Paul is able to capture both motion and stability in these verses. The first is evident in verse 6. Faith “moves” in verse 6, where Paul is confident that the one who “initiated” (ἐναρξάμενος, literally, was “in (you) at the beginning”) will bring things to a successful “conclusion” (ἐπιτελέσει) at the day of Christ. This movement of faith is to be understood in the context of faith’s groundedness or stability. In the next verse he expresses his gratitude for their being “fellow partners” (συνκοινωνούς) with him in both his “defense and confirmation/stability” of the Gospel (ἐν τῇ ἀπολογίᾳ καὶ βεβαιώσει τοῦ εὐαγγελίου). Paul is deeply aware of a faith that moves or travels from the moment of receipt of the message until the day of Christ; he is likewise aware of the stability or confirmation of the message in the truthful present.

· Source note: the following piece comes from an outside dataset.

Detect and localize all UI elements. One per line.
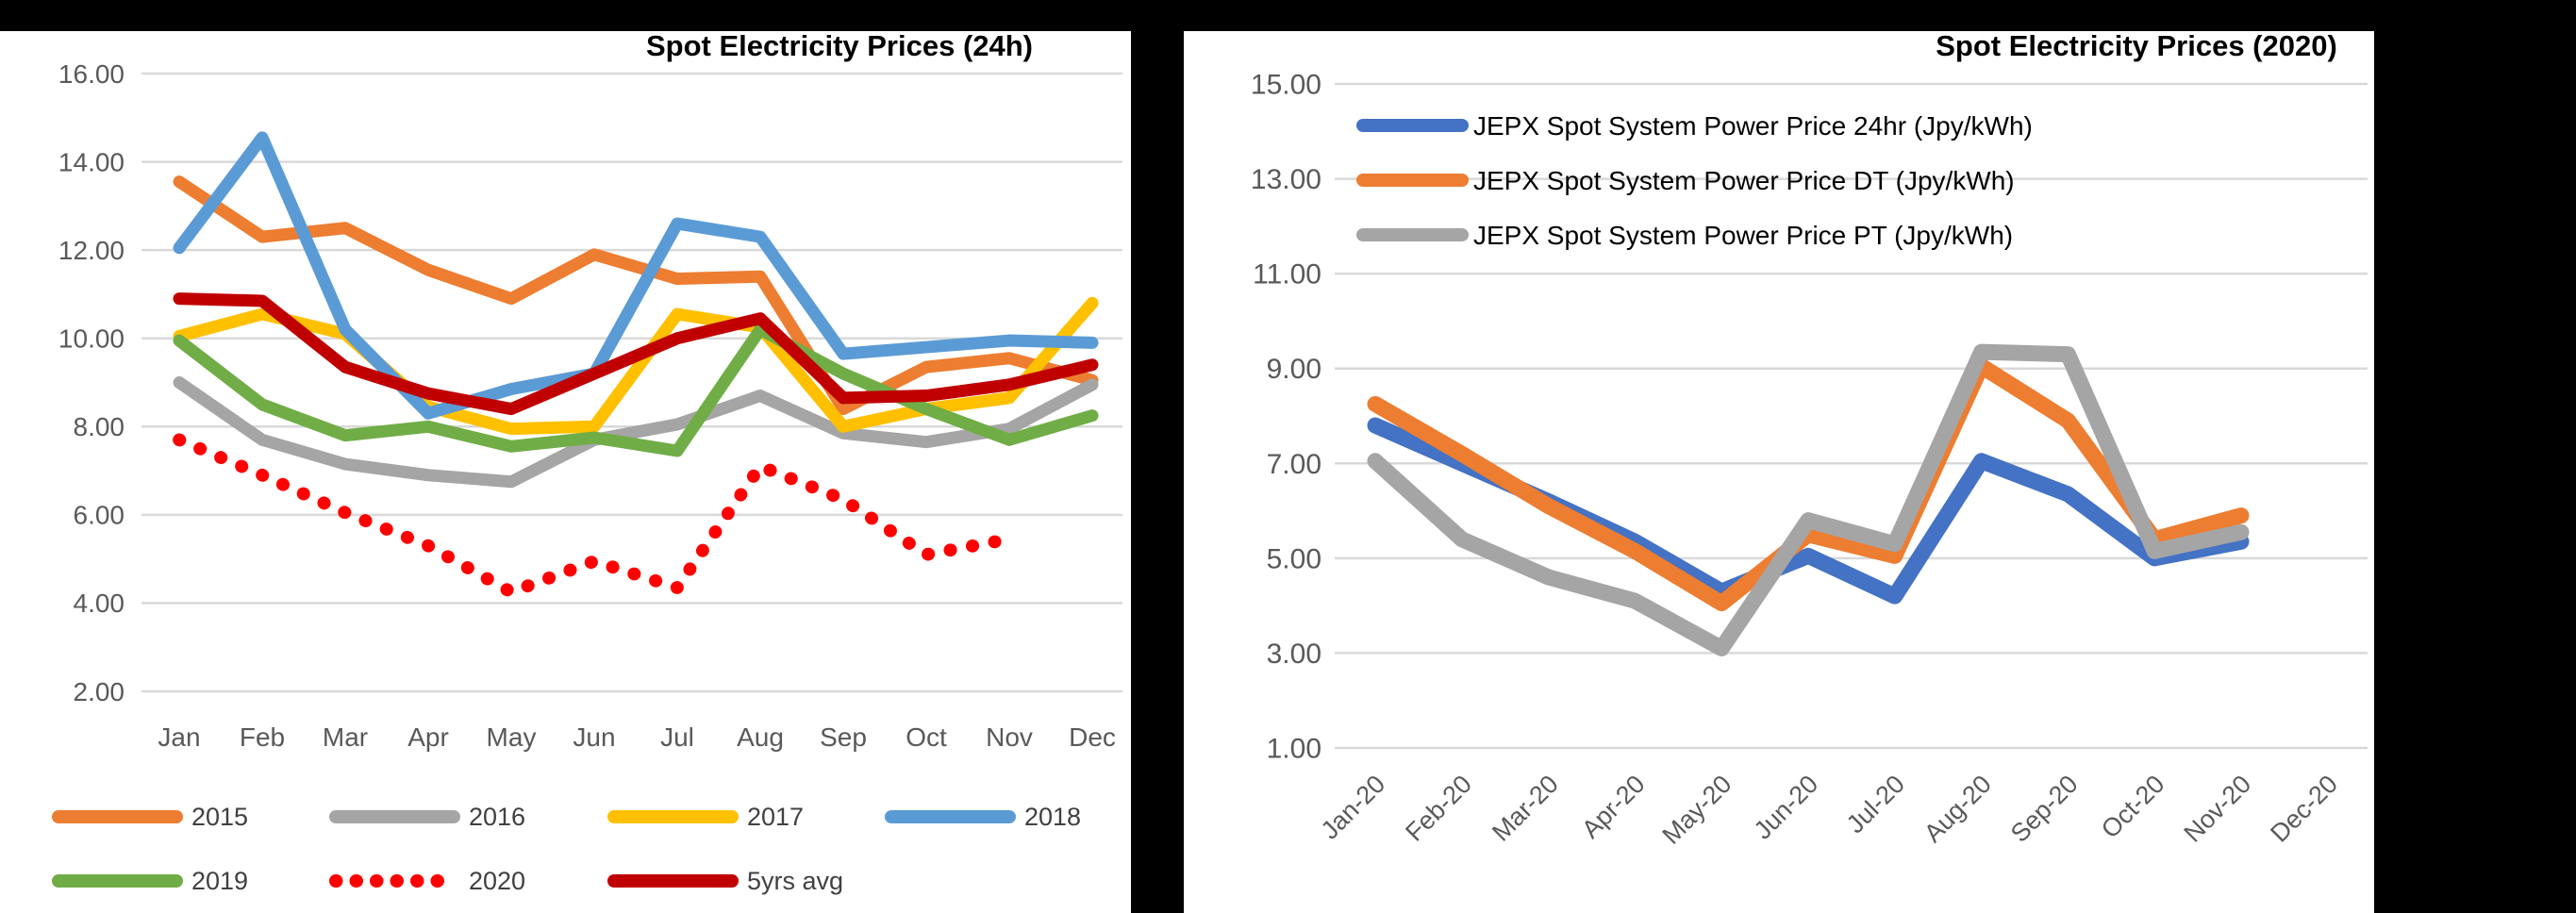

Then, he employs several “warm” words. We have the standard “give thanks” in verse 3, but then there is the appearance of “joy” (μετὰ χαρᾶς), “fellowship” (ἐπὶ τῇ κοινωνίᾳ), “their holding him in heart” (ἐν τῇ καρδίᾳ ὑμᾶς), his mention of them as “fellow partners” (συνκοινωνούς) and, especially, the verb “I long for/greatly desire” (ἐπιποθῶ). The verb ἐπιποθῶ appears along with the highly visual words ἐν σπλάγχνοις Χριστοῦ Ἰησοῦ of verse 8. That last phrase is traditionally translated as “in the bowels of Christ Jesus” but that meaning, though quaint, probably needs to be updated—the deep affections of Christ. Warmth is also communicated by his emphasis on “abounding” in verse 9, the “more and more of verse 9, and the presence of “love” in verse 9.
A Few Special Words
Finally, striking to me is his use of words that rarely appear in the New Testament in the culminatory words of this fine introduction. He wants them in verse 9 to abound more and more “in deep knowledge and in all perception.” The very engaging and challenging phrase ἐν ἐπιγνώσει καὶ πάσῃ αἰσθήσει suggests that Paul is, as it were, praying for them to develop a deeper and different level of perception about life and faith. It is almost as if he wants them not just to “abound” but to put on new glasses to see the world. It is “deep” knowledge (I want to give emphasis to the preposition before the noun) as well as “all perception” (αἰσθήσει is a NT hapax).
But we can’t leave the topic of interesting word choices without mention of verse 10, where the Philippians are urged to test (δοκιμάζειν) and thereby determine “what is excellent” (literally, hat things make a difference, τὰ διαφέροντα), so that they can become εἰλικρινεῖς καὶ ἀπρόσκοποι at the day of Christ. The translations usually given for these words:
“honest and straightforward” or
“pure and blameless” or
“sincere and without fault”
are all adequate, but they don’t fully capture the sense of absence of mixture in the first and the lack of stumbling blocks in the second. That is, εἰλικρινεῖς comes from the realm of clarity of sunlight. This clarity means the absence of mixture of any kind of darkness or obstruction. Some kind of impressive integrity, purity, and unalloyed sincerity is in view. ἀπρόσκοποι consists of the alpha privative and then the typical word for “stumbling block.” The underlying verb means to “stumble” or “strike against.” Thus, the desire of Paul is for believers to manifest deep sincerity and faithfulness, and to be those who do not stumble.
This warmth of language sets the tone for one of Paul’s most impressive letters. Close consideration of his literary devices and word choices helps us unpack the enduring and endearing appeal of the letter.